Is It Always Good to Follow the Mood? an Experimental Study on the Impact of Social Mood on Business Strategies.

Thursday, 2 July 2015: 2:15 PM-3:45 PM
CLM.2.04 (Clement House)
Linda Alengoz, University of Brescia, Brescia, Italy
Marco Castellani, University of Brescia, Brescia, Italy
Flaminio Squazzoni, University of Brescia, Brescia, Italy
                                                              Is it always good to follow the mood?

An experimental study on the impact of social mood on business strategies

Linda Alengoz*, Marco Castellani° and Flaminio Squazzoni'

Department of Economics and Management

University of Brescia

Via San Faustino 74/B, 25122 Brescia, Italy





This paper aims to examine the impact of social mood on business strategies by analysing decision making in different organizational contexts. We built an experiment where subjects were asked to play the role of managers and invest a fictitious budget following prudential or risky business strategies. Subjects were provided with information on the company they were called to manage and the business environment, as well as the information on social mood in the countries in which the company operated. For social mood, we meant information on the social context, e.g., population growth, trust indicators, women employment etc., which has no direct, business related content. Before the experiment subjects were profiled in terms of risk aversion, equally assigned to two experimental groups. In the first group, subjects were asked to manage a traditional manufacturing business. In the second one, subjects were asked to manage a company producing high tech components. The rationale of the hypotheses was that pessimistic social mood could rule out certain company-specific factors as subjects tended to overreact to the induced negative mood scenario. This includes the attempt of defending short-term achievements by adopting less risky retrenchment strategies and cutting off unnecessary expenditures. In case of optimistic social mood, the differences between companies were expected to have a more important role. Subjects leading an innovative company were expected to follow long-term prospects of investment, while subjects leading a traditional company were expected to be more prone to incremental innovation with moderate risk. This means not only that social mood could have a dramatic influence on decision-making; it also means that seemingly irrelevant information, which is not directly related to the business market, may influence decision making.

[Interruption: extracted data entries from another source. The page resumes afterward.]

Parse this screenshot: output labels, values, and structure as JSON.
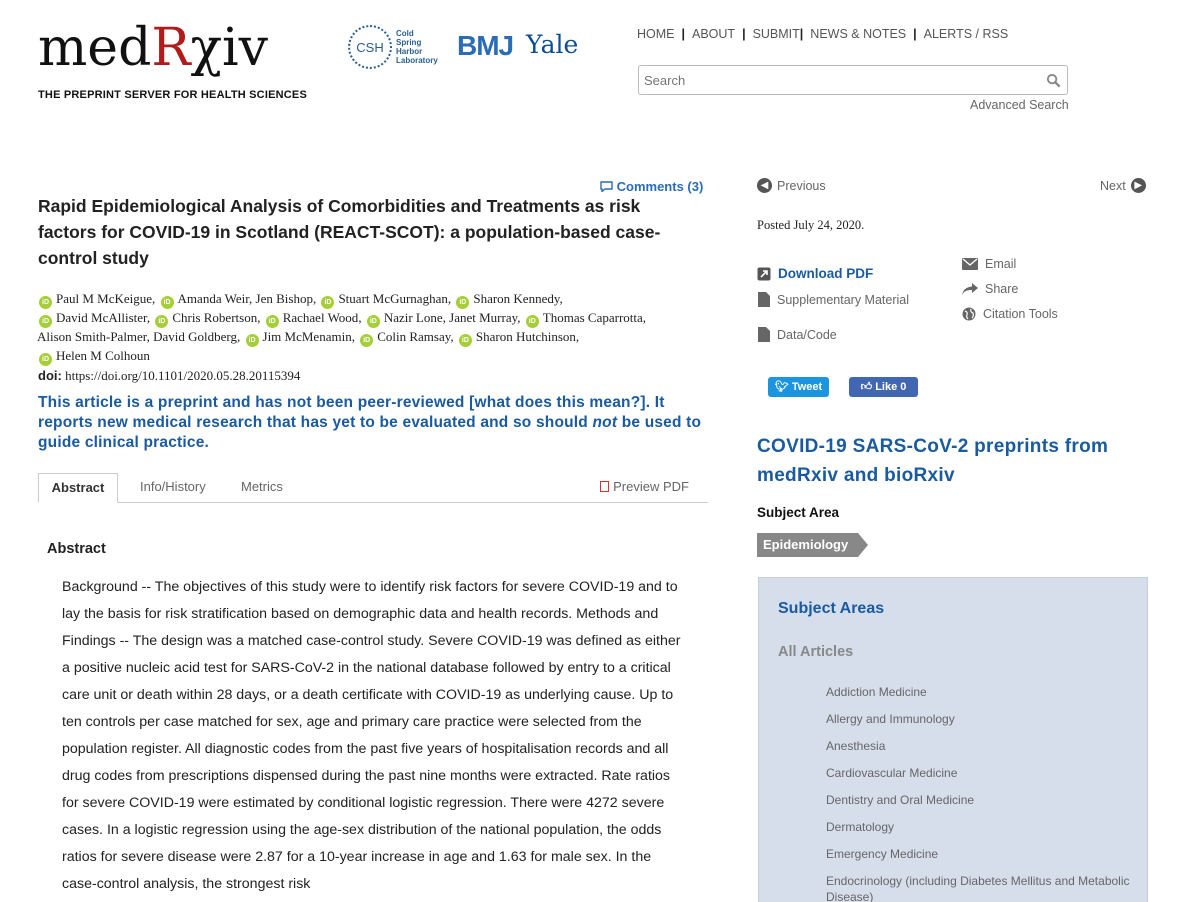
{
  "header": {
    "logo_prefix": "med",
    "logo_r": "R",
    "logo_suffix": "χiv",
    "tagline": "THE PREPRINT SERVER FOR HEALTH SCIENCES",
    "partners": {
      "csh_initials": "CSH",
      "csh_line1": "Cold",
      "csh_line2": "Spring",
      "csh_line3": "Harbor",
      "csh_line4": "Laboratory",
      "bmj": "BMJ",
      "yale": "Yale"
    },
    "nav": [
      "HOME",
      "ABOUT",
      "SUBMIT",
      "NEWS & NOTES",
      "ALERTS / RSS"
    ],
    "search_placeholder": "Search",
    "advanced_search": "Advanced Search"
  },
  "article": {
    "comments": "Comments (3)",
    "title": "Rapid Epidemiological Analysis of Comorbidities and Treatments as risk factors for COVID-19 in Scotland (REACT-SCOT): a population-based case-control study",
    "authors": [
      {
        "name": "Paul M McKeigue",
        "orcid": true
      },
      {
        "name": "Amanda Weir",
        "orcid": true
      },
      {
        "name": "Jen Bishop",
        "orcid": false
      },
      {
        "name": "Stuart McGurnaghan",
        "orcid": true
      },
      {
        "name": "Sharon Kennedy",
        "orcid": true
      },
      {
        "name": "David McAllister",
        "orcid": true
      },
      {
        "name": "Chris Robertson",
        "orcid": true
      },
      {
        "name": "Rachael Wood",
        "orcid": true
      },
      {
        "name": "Nazir Lone",
        "orcid": true
      },
      {
        "name": "Janet Murray",
        "orcid": false
      },
      {
        "name": "Thomas Caparrotta",
        "orcid": true
      },
      {
        "name": "Alison Smith-Palmer",
        "orcid": false
      },
      {
        "name": "David Goldberg",
        "orcid": false
      },
      {
        "name": "Jim McMenamin",
        "orcid": true
      },
      {
        "name": "Colin Ramsay",
        "orcid": true
      },
      {
        "name": "Sharon Hutchinson",
        "orcid": true
      },
      {
        "name": "Helen M Colhoun",
        "orcid": true
      }
    ],
    "doi_label": "doi:",
    "doi": "https://doi.org/10.1101/2020.05.28.20115394",
    "notice_part1": "This article is a preprint and has not been peer-reviewed [what does this mean?]. It reports new medical research that has yet to be evaluated and so should ",
    "notice_not": "not",
    "notice_part2": " be used to guide clinical practice.",
    "tabs": {
      "abstract": "Abstract",
      "info": "Info/History",
      "metrics": "Metrics",
      "preview": "Preview PDF"
    },
    "abstract_heading": "Abstract",
    "abstract_text": "Background -- The objectives of this study were to identify risk factors for severe COVID-19 and to lay the basis for risk stratification based on demographic data and health records. Methods and Findings -- The design was a matched case-control study. Severe COVID-19 was defined as either a positive nucleic acid test for SARS-CoV-2 in the national database followed by entry to a critical care unit or death within 28 days, or a death certificate with COVID-19 as underlying cause. Up to ten controls per case matched for sex, age and primary care practice were selected from the population register. All diagnostic codes from the past five years of hospitalisation records and all drug codes from prescriptions dispensed during the past nine months were extracted. Rate ratios for severe COVID-19 were estimated by conditional logistic regression. There were 4272 severe cases. In a logistic regression using the age-sex distribution of the national population, the odds ratios for severe disease were 2.87 for a 10-year increase in age and 1.63 for male sex. In the case-control analysis, the strongest risk"
  },
  "sidebar": {
    "previous": "Previous",
    "next": "Next",
    "posted": "Posted July 24, 2020.",
    "download_pdf": "Download PDF",
    "supplementary": "Supplementary Material",
    "data_code": "Data/Code",
    "email": "Email",
    "share": "Share",
    "citation_tools": "Citation Tools",
    "tweet": "Tweet",
    "like": "Like 0",
    "covid_link": "COVID-19 SARS-CoV-2 preprints from medRxiv and bioRxiv",
    "subject_area_label": "Subject Area",
    "subject_tag": "Epidemiology",
    "panel_title": "Subject Areas",
    "panel_all": "All Articles",
    "subjects": [
      "Addiction Medicine",
      "Allergy and Immunology",
      "Anesthesia",
      "Cardiovascular Medicine",
      "Dentistry and Oral Medicine",
      "Dermatology",
      "Emergency Medicine",
      "Endocrinology (including Diabetes Mellitus and Metabolic Disease)"
    ]
  },
  "colors": {
    "link_blue": "#1a5aa0",
    "orcid_green": "#a6ce39",
    "logo_red": "#b31b1b",
    "panel_bg": "#d6deeb"
  }
}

Preliminary results showed that in the situation of optimistic social mood, subjects were more inclined towards risky investment decisions although here the company-specific features were more important. In situation of pessimistic social mood, company specific features were less important in discriminating about prudential vs. risky investment decisions. On the other hand, we also found a significant effect of the risk propensity of subjects, especially when combined with company-specific features. Furthermore, preliminary results on the social influence effect indicated that this effect is largely unpredictable as decisions are also influenced by past success or failures, confirming March’s findings on symmetric reactions to subject to cases of failures and success. While our experiment helped us to look at the business decision-making in an “artificial scenario” and so cast some light on potential heterogeneity of business strategies and the importance of socially induced perceptions, the next step is to set up an empirical research to empirically verify the experimental findings.